The philosophy behind ‘Uplifting Lives’ is simple. Its title is precisely its content. It is all about uplifting and bettering the lives of others. This is the very reason why I preferred Corinthia and enjoy working here. We know that if colleagues are happy within the work environment, they will offer their best. We are aware that this way of behaviour does not only enrich each one of us at a personal level but also helps create a better culture. This philosophy is real, and it starts from the very top. It begins its journey from our Managing Director and permeates across every corner. It is all about what we should do to help others and create this stream of bettering conditions, expectations, relationships, assistance, and so many other things that together form an ambience within which we work. Why did they choose me? Most probably it’s because of some changes which I have suggested. But I must add that credit should also be given to those who have accepted my suggestions. 

I have taken a strong initiative in introducing our charity partner, ‘Spread a Smile’, which has introduced a fresh new drive to assist others and give back to those in need in society. It is not just financial assistance. ‘Spread a Smile’ is such an enlightening organisation based on a very simple premise: how can we spread smiles for children who are in need? But it does not stop there. We extend our energies to the families of those children since every need of a child affects the whole family, including parents and siblings.’

 I reminded Megan of a message which I had come across where she announced that she was joining a marathon in aid of Spread a Smile. ‘Oh yes, I recall that. There are 1000 ways one can help ‘Spread a Smile’. When I first met this organisation, I realised we had a thing in common. We were trying to spread a smile amongst our guests, and they were extending this to children and their families. Making people happy is such a straightforward message that it sounds almost artificial. But it is not. It is a direction that makes each of us participate in meeting the needs of others. It makes us present. It gives us a face within a context. We become a bridge which delivers a humane answer to a human need. In reality, I do not help ‘Spread a Smile’. It is ‘Spread a Smile’ that helps me and all my colleagues by making us better people, citizens, and spirits.’

Family, please smile!

What about life after work? Megan shared her beaming smile. ‘I love to travel and always try to cram trips within a few available days. But every weekend is dedicated to my family. I escape to the countryside of London to meet my grandma, grandpa, parents, uncles, aunts and friends. We meet at Grandma’s place and enjoy ourselves every Saturday. I have recently become an aunt for the first time.

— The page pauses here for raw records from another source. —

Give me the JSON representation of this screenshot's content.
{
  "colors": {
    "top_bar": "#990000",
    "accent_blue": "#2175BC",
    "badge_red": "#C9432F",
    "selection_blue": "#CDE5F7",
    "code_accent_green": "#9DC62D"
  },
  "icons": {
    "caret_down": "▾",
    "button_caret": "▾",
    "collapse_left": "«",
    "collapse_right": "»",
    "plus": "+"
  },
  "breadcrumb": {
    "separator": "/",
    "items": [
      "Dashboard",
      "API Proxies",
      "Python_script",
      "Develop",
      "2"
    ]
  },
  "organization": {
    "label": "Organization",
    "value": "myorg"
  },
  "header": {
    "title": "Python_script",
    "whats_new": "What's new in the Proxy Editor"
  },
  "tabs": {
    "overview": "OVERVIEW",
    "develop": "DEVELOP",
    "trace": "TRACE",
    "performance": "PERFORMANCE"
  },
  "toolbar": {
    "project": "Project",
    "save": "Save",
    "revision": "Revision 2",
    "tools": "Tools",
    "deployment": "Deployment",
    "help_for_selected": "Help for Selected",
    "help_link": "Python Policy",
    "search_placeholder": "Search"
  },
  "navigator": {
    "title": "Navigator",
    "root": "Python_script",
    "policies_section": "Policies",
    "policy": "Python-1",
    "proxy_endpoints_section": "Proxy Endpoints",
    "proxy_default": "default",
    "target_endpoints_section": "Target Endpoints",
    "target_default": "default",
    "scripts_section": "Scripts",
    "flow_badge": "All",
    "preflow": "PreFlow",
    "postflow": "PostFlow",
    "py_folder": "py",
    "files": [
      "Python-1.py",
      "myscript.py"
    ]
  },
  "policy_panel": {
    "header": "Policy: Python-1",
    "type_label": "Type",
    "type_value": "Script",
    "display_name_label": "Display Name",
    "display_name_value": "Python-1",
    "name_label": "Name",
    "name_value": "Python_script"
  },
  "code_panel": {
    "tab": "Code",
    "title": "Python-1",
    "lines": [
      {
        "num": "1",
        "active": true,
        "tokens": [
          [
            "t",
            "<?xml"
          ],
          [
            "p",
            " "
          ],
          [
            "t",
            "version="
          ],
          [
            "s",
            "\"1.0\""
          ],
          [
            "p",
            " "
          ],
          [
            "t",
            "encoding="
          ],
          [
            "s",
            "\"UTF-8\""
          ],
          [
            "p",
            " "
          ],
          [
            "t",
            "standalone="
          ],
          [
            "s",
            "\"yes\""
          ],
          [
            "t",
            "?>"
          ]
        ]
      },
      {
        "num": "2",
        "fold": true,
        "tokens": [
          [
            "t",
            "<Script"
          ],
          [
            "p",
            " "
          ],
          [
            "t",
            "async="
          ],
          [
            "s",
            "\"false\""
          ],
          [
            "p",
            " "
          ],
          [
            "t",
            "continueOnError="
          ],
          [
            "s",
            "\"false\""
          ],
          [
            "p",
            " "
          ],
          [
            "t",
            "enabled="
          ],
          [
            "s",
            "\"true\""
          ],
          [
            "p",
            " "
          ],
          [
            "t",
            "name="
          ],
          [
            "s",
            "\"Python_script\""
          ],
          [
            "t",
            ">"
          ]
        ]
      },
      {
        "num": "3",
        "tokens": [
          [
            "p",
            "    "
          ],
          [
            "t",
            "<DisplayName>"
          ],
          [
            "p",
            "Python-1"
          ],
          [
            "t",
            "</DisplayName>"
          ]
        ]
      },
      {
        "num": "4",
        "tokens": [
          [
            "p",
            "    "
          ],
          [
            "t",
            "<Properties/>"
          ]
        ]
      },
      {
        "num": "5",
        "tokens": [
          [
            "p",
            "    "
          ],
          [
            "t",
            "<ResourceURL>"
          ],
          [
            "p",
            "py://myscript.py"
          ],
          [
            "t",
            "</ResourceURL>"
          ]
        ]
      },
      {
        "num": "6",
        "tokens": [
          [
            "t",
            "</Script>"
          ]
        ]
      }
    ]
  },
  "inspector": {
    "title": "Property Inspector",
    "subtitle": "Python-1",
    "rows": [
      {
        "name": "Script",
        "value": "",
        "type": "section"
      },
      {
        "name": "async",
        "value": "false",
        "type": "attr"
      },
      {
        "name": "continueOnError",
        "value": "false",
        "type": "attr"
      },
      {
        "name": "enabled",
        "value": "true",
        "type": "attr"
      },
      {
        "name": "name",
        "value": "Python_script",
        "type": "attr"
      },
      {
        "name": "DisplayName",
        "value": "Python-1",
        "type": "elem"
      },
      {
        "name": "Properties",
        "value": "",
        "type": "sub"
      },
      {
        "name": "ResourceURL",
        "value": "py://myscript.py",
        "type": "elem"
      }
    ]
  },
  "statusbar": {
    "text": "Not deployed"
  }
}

Latest addition to the family…and already a Corinthian!

My sister has just given birth to a baby, so I look forward to this new and fresh experience. My partner, whom I have known for the last five years, enjoys seeing me relax with the people I love. He thinks that my hobby is socialising. Perhaps he’s right. I love spending my time with people. I am a people person.

And that, after all, is the fundamental basis of my work. I’m lucky; I love my job because it allows me to express my genuine love for people.’